Images pieuses
“Si tu es sage, la semaine prochaine, je te donnerai celle avec la Vierge et les roses” me disait ma grand-mère ou le prêtre qui me faisait le catéchisme quand j’étais petit. Moi, c’était moins le message religieux qui m’intéressait que les dorures sur les bords. Mes sœurs ont conservé quelques temps l’image de leur première communion dans leur portefeuille. Le lendemain de leur communion, les filles cranaient avec leurs images pieuses dans la cour d’école primaire. Nous, on aurait préféré voir l’appareil photo Kodak ou la montre offerte à cette occasion.
En feuilletant les missels de mes grands parents et arrières-grands parents, j’en ai retrouvé beaucoup. Elles n’étaient pas placées là au hasard. Elles marquaient un évènement particulier, une prière ou un passage qu’ils relisaient régulièrement. Il y aussi les images de neuvaines, ces périodes de dévotion sur neuf jours, avec au verso les neuf journées à cocher. Certaines images à caractère parternalistes font aujourd'hui sourire, comme ces petits Chinois qui prient la Vierge ou Sainte Thérèse de l'Enfant Jésus, patronne des Missions.
Aujourd’hui quand je vais en Italie, j’en ramène une ou deux parfois offertes par les religieux eux-mêmes comme les sœurs du Gonfalon à Rome. La majorité sont imprimées en Italie.
Je n’ai pas connu l’époque où cette image apportait un réconfort à son propriétaire, identifiait sa douleur à celle du Christ, où l'on sentait guidé par les anges…. même si aujourd’hui on prie toujours sainte Cécile de Syracuse pour les yeux ousainte Agate à Catane.
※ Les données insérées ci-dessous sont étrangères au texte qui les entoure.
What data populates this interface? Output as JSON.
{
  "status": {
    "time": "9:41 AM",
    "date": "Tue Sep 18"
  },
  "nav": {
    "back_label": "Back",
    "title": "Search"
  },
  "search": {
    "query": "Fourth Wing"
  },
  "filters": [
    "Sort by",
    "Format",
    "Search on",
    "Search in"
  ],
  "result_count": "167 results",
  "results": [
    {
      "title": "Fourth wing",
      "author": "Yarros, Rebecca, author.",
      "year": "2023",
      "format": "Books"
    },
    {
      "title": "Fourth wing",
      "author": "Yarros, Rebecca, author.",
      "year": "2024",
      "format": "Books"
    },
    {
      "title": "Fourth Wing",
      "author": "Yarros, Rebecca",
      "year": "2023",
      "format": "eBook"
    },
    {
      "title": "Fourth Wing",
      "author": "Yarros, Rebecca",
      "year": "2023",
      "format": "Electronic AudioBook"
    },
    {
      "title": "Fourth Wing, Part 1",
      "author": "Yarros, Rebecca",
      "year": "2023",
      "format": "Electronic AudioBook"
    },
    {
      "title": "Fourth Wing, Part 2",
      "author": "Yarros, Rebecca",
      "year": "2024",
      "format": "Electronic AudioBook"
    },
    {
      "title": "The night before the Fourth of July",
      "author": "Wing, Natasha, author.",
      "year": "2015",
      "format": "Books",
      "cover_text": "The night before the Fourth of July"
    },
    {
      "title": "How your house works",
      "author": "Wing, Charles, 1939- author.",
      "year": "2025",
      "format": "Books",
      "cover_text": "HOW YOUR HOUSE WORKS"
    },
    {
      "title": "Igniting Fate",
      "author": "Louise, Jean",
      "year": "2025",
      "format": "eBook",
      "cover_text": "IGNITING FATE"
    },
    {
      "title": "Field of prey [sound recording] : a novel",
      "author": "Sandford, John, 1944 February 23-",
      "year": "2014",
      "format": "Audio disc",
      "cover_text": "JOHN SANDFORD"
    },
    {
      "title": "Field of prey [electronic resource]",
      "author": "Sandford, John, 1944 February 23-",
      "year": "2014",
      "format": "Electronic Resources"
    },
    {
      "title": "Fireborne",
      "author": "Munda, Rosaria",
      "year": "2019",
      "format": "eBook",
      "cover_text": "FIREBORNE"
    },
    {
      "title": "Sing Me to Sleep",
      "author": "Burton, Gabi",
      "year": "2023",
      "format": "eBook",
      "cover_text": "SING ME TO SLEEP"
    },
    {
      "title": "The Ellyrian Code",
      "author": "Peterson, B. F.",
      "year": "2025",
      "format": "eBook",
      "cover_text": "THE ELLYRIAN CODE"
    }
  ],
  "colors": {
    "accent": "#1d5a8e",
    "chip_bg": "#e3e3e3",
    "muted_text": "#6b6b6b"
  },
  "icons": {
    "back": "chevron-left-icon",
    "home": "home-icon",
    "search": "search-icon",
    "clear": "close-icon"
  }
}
Pour ceux de ma génération l’image représentait un épisode des Evangiles ou de l’Ancien Testament.
A partir des années soixante en France le style et l’iconographie ont changé. Les personnages se sont mis à ressembler à des poulbots, les formes sont devenues plus synthétiques. Dans le même temps des symboles profanes, des chevaux, des fleurs, l’eau ont remplacé les saints. Avec l’arrivée de jean-Paul II et de François, les images de saints reviennent à la mode.
En Italie l’iconographie traditionnelle a perduré plus longtemps. L’image de l’ouvrier songeant à la Vierge au milieu des chaînes de montage m’a étonné. Elle a été imprimée en 1959 lorsque les communistes étaient au pouvoir en Italie (Don Camillo et Peppone ne sont pas loin).
A l’approche des fêtes pascales, des Rameaux et des communions les buralistes sortent leurs présentoirs. Mais pour combien de temps encore ? A San Remo il faut désormais aller dans des boutiques spécialisées. A Naples il y a la boutique de la famille Russo qui est très réputée.
Certaines images présentées ici sont plus que centenaires, elles appartenaient à mon arrière grand-mère la fille de mon aïeul italien. Ces images pieuses révèlent l’évolution des mentalités, de notre société. Elles prouvent aussi que leurs dessinateurs avaient compris –les Chrétiens l’avaient compris depuis les origines – l’importance des visuels sur nos émotions. Aujourd’hui ce sont les graphistes qui jouent sur nos sentiments à des fins politiques ou commerciales.